Bug #101860 | Deadlock happend under heavily write and delete workload | ||
---|---|---|---|
Submitted: | 3 Dec 2020 18:15 | Modified: | 8 Feb 2021 13:51 |
Reporter: | Zongzhi Chen (OCA) | Email Updates: | |
Status: | Unsupported | Impact on me: | |
Category: | MySQL Server: InnoDB storage engine | Severity: | S3 (Non-critical) |
Version: | 5.6/5.7 | OS: | Any |
Assigned to: | CPU Architecture: | Any |
[3 Dec 2020 18:15]
Zongzhi Chen
[3 Dec 2020 18:16]
Zongzhi Chen
the origin pstack
Attachment: pstack.txt (text/plain), 150.16 KiB.
[3 Dec 2020 18:17]
Zongzhi Chen
pt-pmp pstack
Attachment: pt-pstack.txt (text/plain), 10.55 KiB.
[4 Dec 2020 13:13]
MySQL Verification Team
Hi Mr. zongzhi, Thank you for your bug report.

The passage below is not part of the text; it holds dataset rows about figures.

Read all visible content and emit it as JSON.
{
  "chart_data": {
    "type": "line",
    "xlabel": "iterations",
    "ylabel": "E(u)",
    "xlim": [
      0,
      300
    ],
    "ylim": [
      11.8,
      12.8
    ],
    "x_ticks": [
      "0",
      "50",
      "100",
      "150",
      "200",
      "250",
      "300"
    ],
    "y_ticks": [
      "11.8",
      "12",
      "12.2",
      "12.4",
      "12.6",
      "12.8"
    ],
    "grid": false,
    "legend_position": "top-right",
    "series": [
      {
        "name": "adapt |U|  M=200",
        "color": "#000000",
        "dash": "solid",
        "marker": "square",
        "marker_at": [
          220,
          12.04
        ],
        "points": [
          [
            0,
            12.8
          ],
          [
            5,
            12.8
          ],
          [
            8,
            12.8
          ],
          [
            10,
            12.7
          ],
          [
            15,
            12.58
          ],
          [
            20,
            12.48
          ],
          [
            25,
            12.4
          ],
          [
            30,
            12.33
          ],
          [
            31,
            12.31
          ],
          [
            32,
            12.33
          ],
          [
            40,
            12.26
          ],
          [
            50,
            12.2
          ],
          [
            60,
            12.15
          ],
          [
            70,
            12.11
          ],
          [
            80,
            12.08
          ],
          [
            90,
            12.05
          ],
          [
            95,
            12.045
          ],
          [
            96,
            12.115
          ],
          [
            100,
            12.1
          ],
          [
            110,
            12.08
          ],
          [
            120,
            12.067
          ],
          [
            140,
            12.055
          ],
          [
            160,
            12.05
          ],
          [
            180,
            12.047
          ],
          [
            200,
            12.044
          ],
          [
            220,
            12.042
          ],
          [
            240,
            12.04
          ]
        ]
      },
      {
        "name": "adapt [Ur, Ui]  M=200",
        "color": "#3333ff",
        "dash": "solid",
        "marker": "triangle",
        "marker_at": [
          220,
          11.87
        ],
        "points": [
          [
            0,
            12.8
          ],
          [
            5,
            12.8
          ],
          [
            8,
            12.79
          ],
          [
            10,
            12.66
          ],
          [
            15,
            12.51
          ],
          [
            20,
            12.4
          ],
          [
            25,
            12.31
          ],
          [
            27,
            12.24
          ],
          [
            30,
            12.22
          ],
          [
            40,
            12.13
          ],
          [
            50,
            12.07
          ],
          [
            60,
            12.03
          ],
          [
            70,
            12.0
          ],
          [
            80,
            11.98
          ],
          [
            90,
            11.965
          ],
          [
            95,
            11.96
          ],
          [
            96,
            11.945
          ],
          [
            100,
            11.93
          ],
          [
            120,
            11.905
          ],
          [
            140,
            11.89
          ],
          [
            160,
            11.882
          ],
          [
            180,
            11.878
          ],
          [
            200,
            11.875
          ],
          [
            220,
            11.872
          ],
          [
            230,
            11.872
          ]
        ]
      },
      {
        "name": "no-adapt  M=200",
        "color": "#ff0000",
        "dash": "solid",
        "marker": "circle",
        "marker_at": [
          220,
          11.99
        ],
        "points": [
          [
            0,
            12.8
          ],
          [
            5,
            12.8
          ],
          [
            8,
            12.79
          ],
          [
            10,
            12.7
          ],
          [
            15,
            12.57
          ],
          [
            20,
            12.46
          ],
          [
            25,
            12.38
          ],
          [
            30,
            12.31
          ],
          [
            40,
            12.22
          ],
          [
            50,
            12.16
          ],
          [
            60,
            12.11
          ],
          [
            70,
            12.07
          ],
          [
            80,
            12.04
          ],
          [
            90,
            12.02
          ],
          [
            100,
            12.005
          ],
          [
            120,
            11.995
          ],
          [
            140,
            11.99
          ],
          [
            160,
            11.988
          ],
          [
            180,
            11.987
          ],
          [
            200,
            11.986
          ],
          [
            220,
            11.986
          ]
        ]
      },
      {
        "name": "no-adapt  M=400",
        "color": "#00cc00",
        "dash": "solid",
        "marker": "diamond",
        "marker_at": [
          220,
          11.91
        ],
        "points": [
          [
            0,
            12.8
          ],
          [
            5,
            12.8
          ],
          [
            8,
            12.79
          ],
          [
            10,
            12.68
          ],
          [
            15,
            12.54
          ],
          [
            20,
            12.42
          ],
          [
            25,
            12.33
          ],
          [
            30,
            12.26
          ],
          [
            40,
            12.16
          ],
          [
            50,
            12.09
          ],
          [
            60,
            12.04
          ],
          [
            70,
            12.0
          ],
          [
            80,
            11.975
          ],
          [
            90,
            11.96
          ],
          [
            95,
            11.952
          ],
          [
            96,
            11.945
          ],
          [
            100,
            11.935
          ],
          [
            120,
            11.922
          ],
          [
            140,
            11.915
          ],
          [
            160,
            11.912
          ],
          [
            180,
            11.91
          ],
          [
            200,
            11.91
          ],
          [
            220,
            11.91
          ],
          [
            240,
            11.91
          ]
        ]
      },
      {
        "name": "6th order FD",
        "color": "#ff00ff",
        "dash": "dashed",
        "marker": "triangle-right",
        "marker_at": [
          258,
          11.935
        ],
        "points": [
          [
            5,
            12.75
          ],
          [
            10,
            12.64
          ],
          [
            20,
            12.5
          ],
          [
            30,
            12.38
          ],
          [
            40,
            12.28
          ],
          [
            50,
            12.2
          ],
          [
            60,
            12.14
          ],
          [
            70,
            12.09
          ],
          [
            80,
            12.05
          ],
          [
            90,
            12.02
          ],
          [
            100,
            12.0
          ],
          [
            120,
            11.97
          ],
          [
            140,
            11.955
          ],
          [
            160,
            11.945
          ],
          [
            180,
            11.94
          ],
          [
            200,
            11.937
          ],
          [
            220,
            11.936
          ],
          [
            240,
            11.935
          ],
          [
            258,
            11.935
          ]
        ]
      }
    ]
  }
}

I have analysed the stacktraces carefully and it seems to me that you are correct. However, I am not sure whether this bug can be fixed in versions that are older then 8.0. Can you please let me know whether you succeeded in observing this deadlock in 8.0, at all ??? Many thanks in advance.
[6 Dec 2020 18:44]
Zongzhi Chen
No, This Deadlock won't happen in MySQL 8.0. Since mtr_commit() won't call buf_pool_get_oldest_modification(). I thought we can move the logic ouside of scope of log_sys.mutex to avoid this deadlock in mysql 5.6/5.7 This is the code that I suggest diff --git a/storage/innobase/mtr/mtr0mtr.cc b/storage/innobase/mtr/mtr0mtr.cc index bcfba19d5b9..23110d646c7 100644 --- a/storage/innobase/mtr/mtr0mtr.cc +++ b/storage/innobase/mtr/mtr0mtr.cc @@ -963,11 +963,26 @@ mtr_t::Command::execute() log_flush_order_mutex_enter(); } + lsn_t lsn; + lsn = log->lsn; + lsn_t max_modified_age_sync = log->max_modified_age_sync; + lsn_t max_checkpoint_age_async = log->max_checkpoint_age_async; /* It is now safe to release the log mutex because the flush_order mutex will ensure that we are the first one to insert into the flush list. */ log_mutex_exit(); + // It's time to check whether need to make checkpoint of flush + oldest_lsn = buf_pool_get_oldest_modification(); + + if (!oldest_lsn + || lsn - oldest_lsn > max_modified_age_sync; + || checkpoint_age > max_checkpoint_age_async) { + + // need to change check_flush_or_checkpoint to atomic + log->check_flush_or_checkpoint = true; + } + m_impl->m_mtr->m_commit_lsn = m_end_lsn; release_blocks();
[8 Dec 2020 12:52]
MySQL Verification Team
Hi Mr. zongzhi, Our Development department has taken a look at the code and concluded that this is not a problem with versions older than 8.0, since that parallelism was not present in the previous versions. Not a bug.
[9 Dec 2020 7:36]
Zongzhi Chen
can you ask Development department check the analysis I published in this issue.. There is a deadlock in our case indeed..
[9 Dec 2020 14:00]
MySQL Verification Team
Hi Mr. zongzhi, Our Development department has analysed the entire report and did not find a problem with the locks that you are writing about.
[14 Dec 2020 0:15]
Zongzhi Chen
Hello, I still confuse about the stack.. Can your Development department explain why there is a deadlock in the stack that Then Dead lock happened, thread 74 hold the log_sys.mutex and wait for flush_list.mutex and thread 81 hold the flush_list.mutex and wait for log_sys.mutex This is really a dead lock..
[14 Dec 2020 13:59]
MySQL Verification Team
Hi, There is no parallelism in that code in the version 5.6 and 5.7. Hence, what we would like to see is a fully repetitive test case that leads to the deadlock that you describe ...
[6 Feb 2021 18:39]
Zongzhi Chen
It's my mistake.. The user use Percona version mysql, it's version number is 5.6.27-75.0 in upstream version, flushing the page won't hold the flush list mutex.
[8 Feb 2021 13:51]
MySQL Verification Team
Hi, Thank you for your feedback. Since it is not repeated with our server, we are setting this status to the correct value.